Just make sure if you do go out to find your own grains that they're good quality and no bugs in them, because it's not worth it at all if you have bugs hatching out of the seeds and going everywhere. 

Maybe experiment by buying a bit first, putting it in a containers/ziplock bag and waiting a month or so just to make sure they're "clean". 

You can find lists of all the different seeds pigeons like.


----------



## ernie (May 3, 2003)

I've let my "fingers do the walking" (the mouse actually)

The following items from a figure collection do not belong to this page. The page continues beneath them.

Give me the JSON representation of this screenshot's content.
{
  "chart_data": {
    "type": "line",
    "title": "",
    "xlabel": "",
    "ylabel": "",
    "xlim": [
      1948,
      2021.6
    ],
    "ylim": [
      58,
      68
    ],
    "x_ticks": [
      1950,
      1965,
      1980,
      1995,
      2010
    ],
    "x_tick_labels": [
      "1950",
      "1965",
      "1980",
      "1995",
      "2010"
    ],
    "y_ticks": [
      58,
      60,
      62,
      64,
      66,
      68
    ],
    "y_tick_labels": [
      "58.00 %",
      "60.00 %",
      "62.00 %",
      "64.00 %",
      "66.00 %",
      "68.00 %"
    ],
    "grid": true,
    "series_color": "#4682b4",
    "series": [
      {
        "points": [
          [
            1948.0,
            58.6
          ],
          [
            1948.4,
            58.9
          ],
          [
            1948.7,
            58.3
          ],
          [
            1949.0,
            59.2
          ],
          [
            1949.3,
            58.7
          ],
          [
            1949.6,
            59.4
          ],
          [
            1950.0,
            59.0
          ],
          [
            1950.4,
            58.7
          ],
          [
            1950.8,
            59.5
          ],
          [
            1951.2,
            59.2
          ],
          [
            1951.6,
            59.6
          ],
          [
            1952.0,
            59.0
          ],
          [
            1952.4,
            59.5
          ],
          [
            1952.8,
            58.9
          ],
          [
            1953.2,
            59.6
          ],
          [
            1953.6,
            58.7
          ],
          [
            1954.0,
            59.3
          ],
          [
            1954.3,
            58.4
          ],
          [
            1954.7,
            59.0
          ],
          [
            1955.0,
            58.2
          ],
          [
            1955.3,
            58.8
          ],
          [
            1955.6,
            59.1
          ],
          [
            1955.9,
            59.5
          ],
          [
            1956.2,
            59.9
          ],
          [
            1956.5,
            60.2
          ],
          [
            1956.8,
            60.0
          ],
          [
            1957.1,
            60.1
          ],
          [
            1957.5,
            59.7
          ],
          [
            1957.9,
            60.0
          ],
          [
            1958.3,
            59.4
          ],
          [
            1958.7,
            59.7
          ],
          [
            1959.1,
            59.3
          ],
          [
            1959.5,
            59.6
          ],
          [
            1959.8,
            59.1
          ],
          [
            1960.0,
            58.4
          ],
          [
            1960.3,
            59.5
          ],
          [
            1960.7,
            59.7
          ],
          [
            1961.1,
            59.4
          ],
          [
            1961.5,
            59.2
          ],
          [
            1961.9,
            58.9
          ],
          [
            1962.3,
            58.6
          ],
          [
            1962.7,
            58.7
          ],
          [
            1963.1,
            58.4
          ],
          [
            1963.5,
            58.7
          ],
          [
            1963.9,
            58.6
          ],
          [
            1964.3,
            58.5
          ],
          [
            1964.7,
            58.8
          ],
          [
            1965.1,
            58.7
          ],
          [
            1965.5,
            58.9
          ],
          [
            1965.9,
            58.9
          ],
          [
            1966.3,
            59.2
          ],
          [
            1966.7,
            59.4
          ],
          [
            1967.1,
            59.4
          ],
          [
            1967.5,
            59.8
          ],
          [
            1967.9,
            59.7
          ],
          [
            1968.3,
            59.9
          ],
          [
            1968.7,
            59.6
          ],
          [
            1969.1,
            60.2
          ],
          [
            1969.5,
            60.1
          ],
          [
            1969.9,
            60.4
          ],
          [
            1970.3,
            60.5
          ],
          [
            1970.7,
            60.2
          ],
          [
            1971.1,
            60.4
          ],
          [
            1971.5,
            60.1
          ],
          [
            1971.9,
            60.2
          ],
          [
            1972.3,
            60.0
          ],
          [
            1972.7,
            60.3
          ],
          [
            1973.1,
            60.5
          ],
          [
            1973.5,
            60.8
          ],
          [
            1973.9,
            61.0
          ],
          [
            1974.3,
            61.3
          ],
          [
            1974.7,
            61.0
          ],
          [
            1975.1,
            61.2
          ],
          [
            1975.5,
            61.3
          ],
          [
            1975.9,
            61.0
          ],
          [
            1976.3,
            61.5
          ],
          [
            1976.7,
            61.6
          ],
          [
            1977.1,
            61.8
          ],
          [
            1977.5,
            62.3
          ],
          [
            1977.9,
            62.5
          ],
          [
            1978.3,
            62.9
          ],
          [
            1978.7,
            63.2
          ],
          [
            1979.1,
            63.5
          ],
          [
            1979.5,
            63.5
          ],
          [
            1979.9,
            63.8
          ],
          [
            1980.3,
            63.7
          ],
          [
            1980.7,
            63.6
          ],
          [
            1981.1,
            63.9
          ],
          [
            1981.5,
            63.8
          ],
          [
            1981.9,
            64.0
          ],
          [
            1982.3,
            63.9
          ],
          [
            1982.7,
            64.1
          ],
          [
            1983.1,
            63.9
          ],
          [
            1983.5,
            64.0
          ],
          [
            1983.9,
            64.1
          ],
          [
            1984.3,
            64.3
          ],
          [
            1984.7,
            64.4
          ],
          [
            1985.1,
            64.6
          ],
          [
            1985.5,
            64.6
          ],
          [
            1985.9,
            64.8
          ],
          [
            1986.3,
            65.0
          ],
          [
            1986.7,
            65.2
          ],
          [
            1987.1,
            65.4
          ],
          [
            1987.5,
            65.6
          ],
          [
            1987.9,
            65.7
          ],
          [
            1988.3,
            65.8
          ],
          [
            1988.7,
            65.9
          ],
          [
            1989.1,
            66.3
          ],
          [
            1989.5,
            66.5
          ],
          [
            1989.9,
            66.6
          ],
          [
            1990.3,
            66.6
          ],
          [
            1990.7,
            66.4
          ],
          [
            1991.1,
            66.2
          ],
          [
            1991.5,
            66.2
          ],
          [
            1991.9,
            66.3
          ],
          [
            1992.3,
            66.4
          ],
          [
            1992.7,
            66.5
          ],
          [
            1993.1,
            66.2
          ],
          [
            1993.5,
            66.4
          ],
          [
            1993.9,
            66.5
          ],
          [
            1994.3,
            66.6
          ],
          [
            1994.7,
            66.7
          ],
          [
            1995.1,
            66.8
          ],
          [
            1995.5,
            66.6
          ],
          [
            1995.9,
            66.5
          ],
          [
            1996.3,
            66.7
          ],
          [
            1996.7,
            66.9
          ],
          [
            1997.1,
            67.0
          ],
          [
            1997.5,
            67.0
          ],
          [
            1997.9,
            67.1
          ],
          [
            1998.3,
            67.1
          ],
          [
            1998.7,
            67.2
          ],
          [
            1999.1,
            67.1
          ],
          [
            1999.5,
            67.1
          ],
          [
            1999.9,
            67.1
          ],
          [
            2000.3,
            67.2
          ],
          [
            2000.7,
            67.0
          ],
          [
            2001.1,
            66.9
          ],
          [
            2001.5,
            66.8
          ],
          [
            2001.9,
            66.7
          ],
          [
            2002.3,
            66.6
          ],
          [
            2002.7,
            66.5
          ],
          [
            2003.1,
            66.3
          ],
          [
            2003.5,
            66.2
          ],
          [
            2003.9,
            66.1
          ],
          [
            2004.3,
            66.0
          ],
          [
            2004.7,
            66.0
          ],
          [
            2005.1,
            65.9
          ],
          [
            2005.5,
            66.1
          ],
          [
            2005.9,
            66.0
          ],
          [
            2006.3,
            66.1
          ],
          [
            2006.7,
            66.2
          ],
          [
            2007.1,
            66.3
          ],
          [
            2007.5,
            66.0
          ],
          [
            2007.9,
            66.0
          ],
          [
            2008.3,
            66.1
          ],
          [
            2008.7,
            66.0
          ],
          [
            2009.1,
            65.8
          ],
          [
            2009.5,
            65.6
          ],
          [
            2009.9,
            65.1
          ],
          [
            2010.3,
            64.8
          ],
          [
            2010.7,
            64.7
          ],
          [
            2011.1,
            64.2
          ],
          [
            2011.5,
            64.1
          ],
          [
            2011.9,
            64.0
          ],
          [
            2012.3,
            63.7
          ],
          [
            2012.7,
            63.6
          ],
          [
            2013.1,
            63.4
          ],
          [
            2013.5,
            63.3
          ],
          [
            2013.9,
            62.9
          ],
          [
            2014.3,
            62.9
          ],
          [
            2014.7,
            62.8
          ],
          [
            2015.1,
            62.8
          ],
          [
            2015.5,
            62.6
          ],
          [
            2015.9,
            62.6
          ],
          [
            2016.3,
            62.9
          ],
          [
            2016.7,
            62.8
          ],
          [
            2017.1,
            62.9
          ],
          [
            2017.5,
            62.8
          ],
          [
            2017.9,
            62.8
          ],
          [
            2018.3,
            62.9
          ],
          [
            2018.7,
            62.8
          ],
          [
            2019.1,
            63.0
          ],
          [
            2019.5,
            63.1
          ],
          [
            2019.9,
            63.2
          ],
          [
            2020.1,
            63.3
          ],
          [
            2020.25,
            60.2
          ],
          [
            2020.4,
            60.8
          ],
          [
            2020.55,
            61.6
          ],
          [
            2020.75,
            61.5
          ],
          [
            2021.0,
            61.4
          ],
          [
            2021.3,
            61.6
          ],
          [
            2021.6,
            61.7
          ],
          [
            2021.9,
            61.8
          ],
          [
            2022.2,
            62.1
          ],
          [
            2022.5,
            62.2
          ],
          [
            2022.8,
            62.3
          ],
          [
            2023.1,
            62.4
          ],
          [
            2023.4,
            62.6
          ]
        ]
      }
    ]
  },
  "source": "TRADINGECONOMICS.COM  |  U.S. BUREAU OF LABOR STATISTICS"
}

Here are the listings in the yellow pages for feed/grain dealers in the Hamilton area. Call them and see which carry pigeon feed. If they don't stock it, they will most likely be able to order it from their distributor for you.

Brubaker Grain
4850 Hamilton Eaton Rd 
Hamilton, OH 45013
(513) 726-4931 

Gramco Feed Co.
245 Millville Ave 
Hamilton, OH 45013
(513) 892-2541

Harvest Land Company Op
6536 Oxford Milford Rd 
Oxford, OH 45056 Map
(513) 523-5692

Harvest Land Co.-Op. Inc.
W Elkton Rd 
Seven Mile, OH 45062 
(513) 726-4411

Union County Co-Op
Oxford, OH 45056 
(800) 348-2667


----------



## zimmzimm3 (Aug 17, 2007)

Thank You so much i really appreciate it i will call the stores tomorrow


----------



## zimmzimm3 (Aug 17, 2007)

ernie said:


> I've let my "fingers do the walking" (the mouse actually)
> 
> Here are the listings in the yellow pages for feed/grain dealers in the Hamilton area. Call them and see which carry pigeon feed. If they don't stock it, they will most likely be able to order it from their distributor for you.
> 
> ...


Thank You! Thank You! Thank You!
I finally found pigeon feed! Wooohoooo lol 
Just for anyone else who reads this post looking for Pigeon feed Brubaker Grain and Gramco feed Co. have pigeon feed the other ones do not have it. Thanks again to for so much help!!


----------



## re lee (Jan 4, 2003)

Good you found the feed local. I have to now days drive 80 miles to get feed. They stopped stocking it here Which is odd as pigeon feed was sold local here for about at least 45 years. But those days are gone I guess.


----------



## tommon (Feb 6, 2008)

hi if still interested contact me [email protected]


----------



## zimmzimm3 (Aug 17, 2007)

I found it. Do you sell it?


----------



## naturegirl (Nov 7, 2005)

Petsmart only sells Dove food and it lacks the seeds that pigeons love, Tractor supply sells Pigeon food by 50 lb bags and it is actual pigeon food. If you have one in Ohio call them first some sell it others don't. Good Luck

Cindy


----------



## zimmzimm3 (Aug 17, 2007)

naturegirl said:


> Petsmart only sells Dove food and it lacks the seeds that pigeons love, Tractor supply sells Pigeon food by 50 lb bags and it is actual pigeon food. If you have one in Ohio call them first some sell it others don't. Good Luck
> 
> Cindy


I actually found a place that is less than 5 miles away from me but the tractor supplys near me don't sell pigeon feed.


----------



## DEEJAY7950 (Dec 13, 2006)

That's odd cause i get my pigeon feed and pigeon pellets from my local tractor supply store, maybe just ask them to stock it for you? Also a good sourse for some added seed is walmart 50 lb bags of bird seed that has vitamins and minerals added which can be mixed with your main feed!


----------